25 juin 2026

Comment le défilé Jeanne Friot dynamite notre conception de l’hystérie

En cette Fashion Week homme printemps-été 2027, Jeanne Friot dévoile un défilé intense entre les murs du Palais de Tokyo. Une collection intitulée Hysteria, où chaque silhouette explore les tensions entre contrainte et libération. Numéro fait le point.

  • par Jasmine Baha.

  • Une mariée prend la fuite au défilé Jeanne Friot

    Après une dernière saison politique et engagée, Jeanne Friot rend cette année hommage à celles et ceux que l’on a réduits au silence, enfermés et muselés, et réduits au terme connoté d’“hystériques”. Ce mardi après-midi, l’attente était donc à son comble pour découvrir la nouvelle collection de la créatrice, présentée entre les murs bétonnés du Palais de Tokyo.

    Fidèle à son univers, elle choisit de nous livrer un défilé foisonnant de références, empreint d’une énergie sans pareille. Et c’est ainsi que ce chapitre s’ouvre sur une silhouette marquante. Des cris retentissent, et une mannequin vêtue une robe à crinoline semble s’enfuir devant nos yeux, fuyant un destin tragique.

    Une image forte et dramatique, qui ouvre le défilé tout en théâtralité. Elle convoque aussitôt dans notre imaginaire collectif certains moments iconiques : le défilé printemps-été 1994 de John Galliano, où Kate Moss prend la fuite en robe de mariée – et auquel Vetements faisait écho en septembre 2024 avec Anok Yai. Au fil de ces références, le défilé de Jeanne Friot se transforme ainsi en une scène de fuite et d’émancipation.

    Un défilé entre aliénation et libération

    Tout au long du défilé, les silhouettes de Jeanne Friot semblent se libérer d’une prison mentale pour se dévoiler au grand jour. Ici, c’est la dualité qui prime. Un aspect représenté par une palette de couleurs radicale, presque exclusivement composée de noir et de blanc.

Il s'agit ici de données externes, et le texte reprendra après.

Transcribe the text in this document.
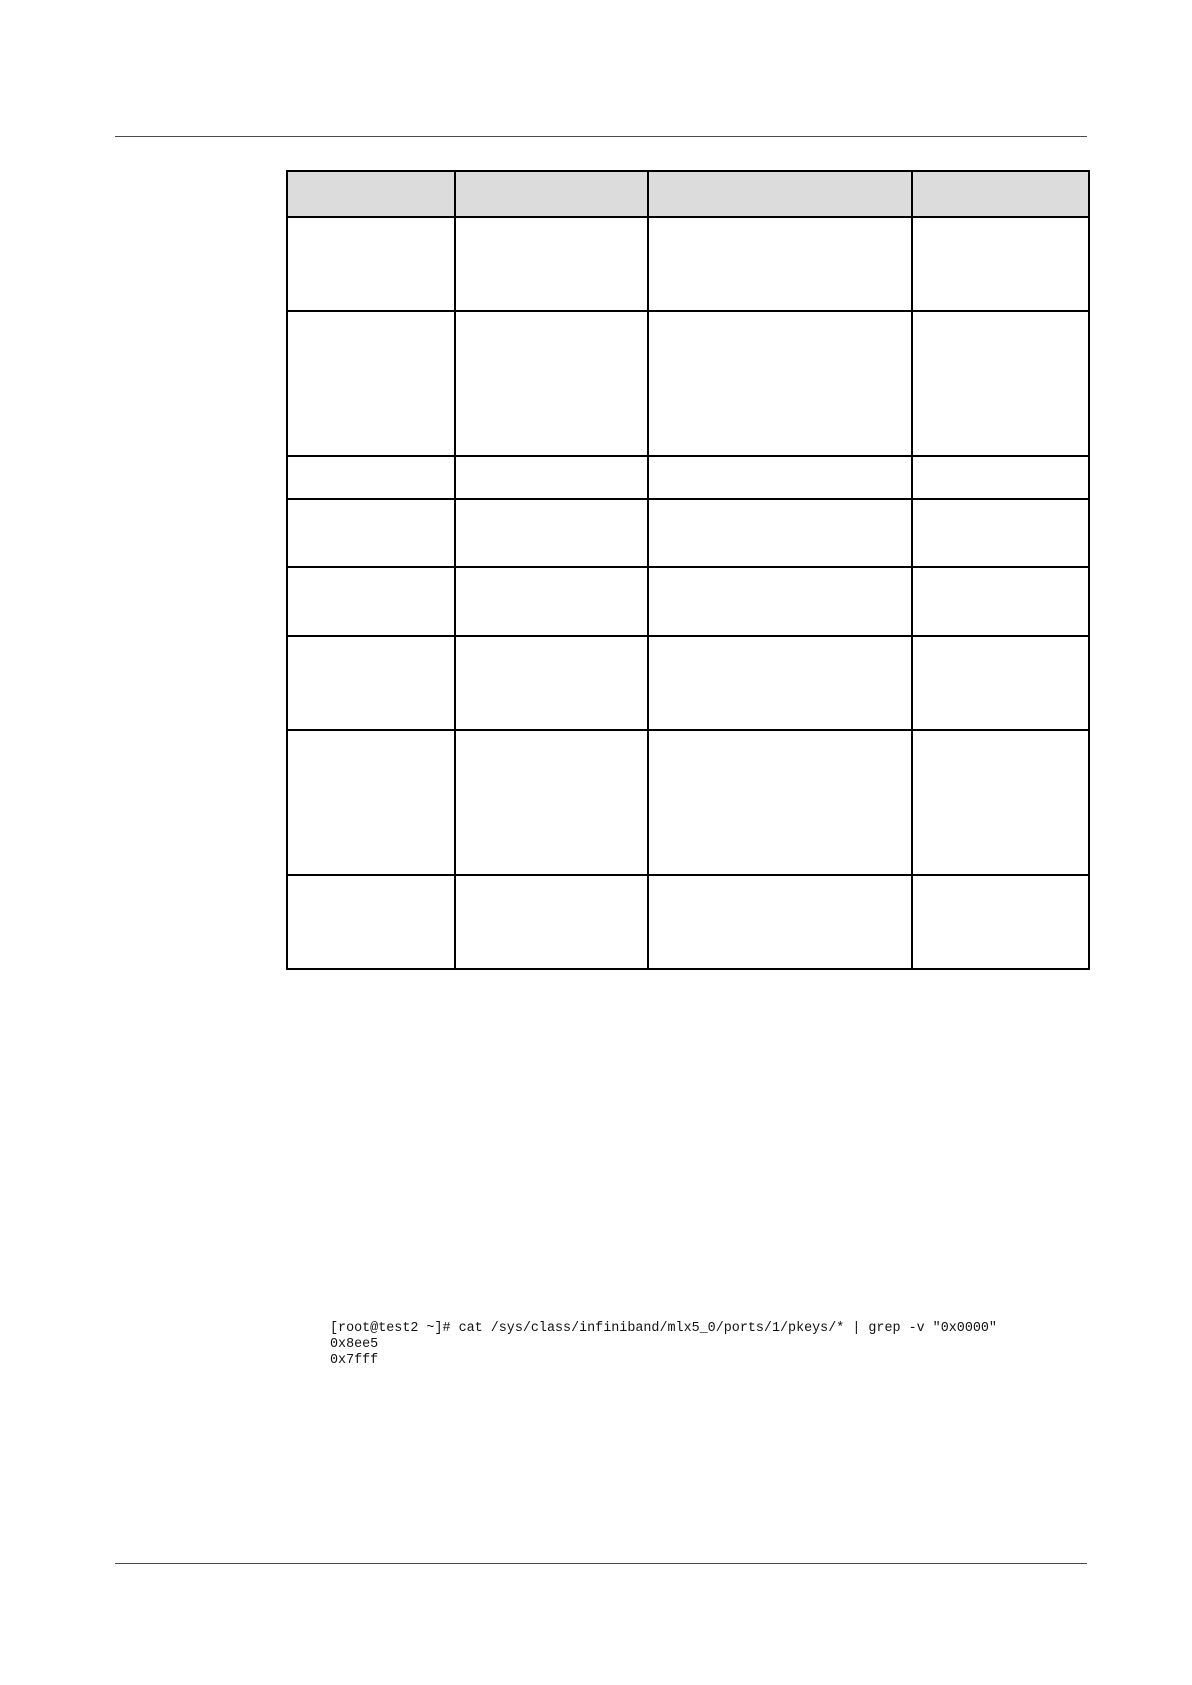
[root@test2 ~]# cat /sys/class/infiniband/mlx5_0/ports/1/pkeys/* | grep -v "0x0000"
0x8ee5
0x7fff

    Dans la collection, des vestes à épaules XXL arborées de ceintures et de sangles sont portées par les mannequins les mains dans les poches. Sûrement une allusion aux camisoles de forces, ces combinaisons utilisées au sein des hôpitaux psychiatriques au 19e siècle. Désormais abandonnée par les institutions modernes, cette pièce controversée est ici utilisée par la créatrice pour évoquer la contrainte, l’enfermement, mais également la révolte contre les normes.

    Ainsi, Jeanne Friot déploie une fresque psychologique, accentuée par les yeux sanglants et le maquillage dramatique de certaines silhouettes. Une allusion notamment à Marilyn Monroe, mentionnée dans la note d’intention de la créatrice, réduite au silence et à l’isolement au sein de l’asile psychiatrique où elle fût envoyée de force en 1961.

    Les ceintures, encore et toujours un leitmotiv du printemps-été 2027

    Comme chaque saison, Jeanne Friot réinvente également ses classiques, tout en insufflant une forme de radicalité. Un principe fondamental pour la marque, dont l’intention est en effet de proposer un vestiaire polyvalent et intemporel.

    Pour cette collection printemps-été 2027, la créatrice commence donc par réemployer ses mythiques ceintures. Ici, elles se déploient sous forme de tops, mini-jupes jupes ou même sur les chaussures venant ponctuer cette collection. Un élément également présent sur la robe à crinoline, qui donnait le ton à ce vestiaire, instaurant une rupture brutale entre l’onirisme traditionnel de la robe de mariée et la radicalité du tissu déchiré.

    Au fil de la collection, Jeanne Friot redessine aussi les emblématiques bottes chunky, qu’elle fait dialoguer avec les chaussures à talons présents sur certaines silhouettes. Un contraste entre glamour et radicalité, inscrit dans une esthétique résolument contemporaine.

    Quand Jeanne Friot convoque transparence et jeux de matières

    Ce qui retient également notre attention, c’est ce parallèle entre fluidité et force. Ici, la créatrice française joue avec les matières et les tombés pour proposer un vestiaire hybride comme signature d’une identité libérée. Les plissés des jupes et des robes transparentes entrent en tension avec le latex et le métal des accessoires qui ponctuent les silhouettes. Peu à peu, les corps semblent se libérer de cette prison mentale pour renouer avec leur vraie nature

    Pour conclure ce défilé, Jeanne Friot propose une robe aux hanches accentuées, entièrement conçue de plumes noires en latex. Un travail d’orfèvre, signé Matisse Di Maggio, qui évoque la figure du cygne noir, emblème de l’insoumission et de l’émancipation signatures de la collection Hysteria de Jeanne Friot.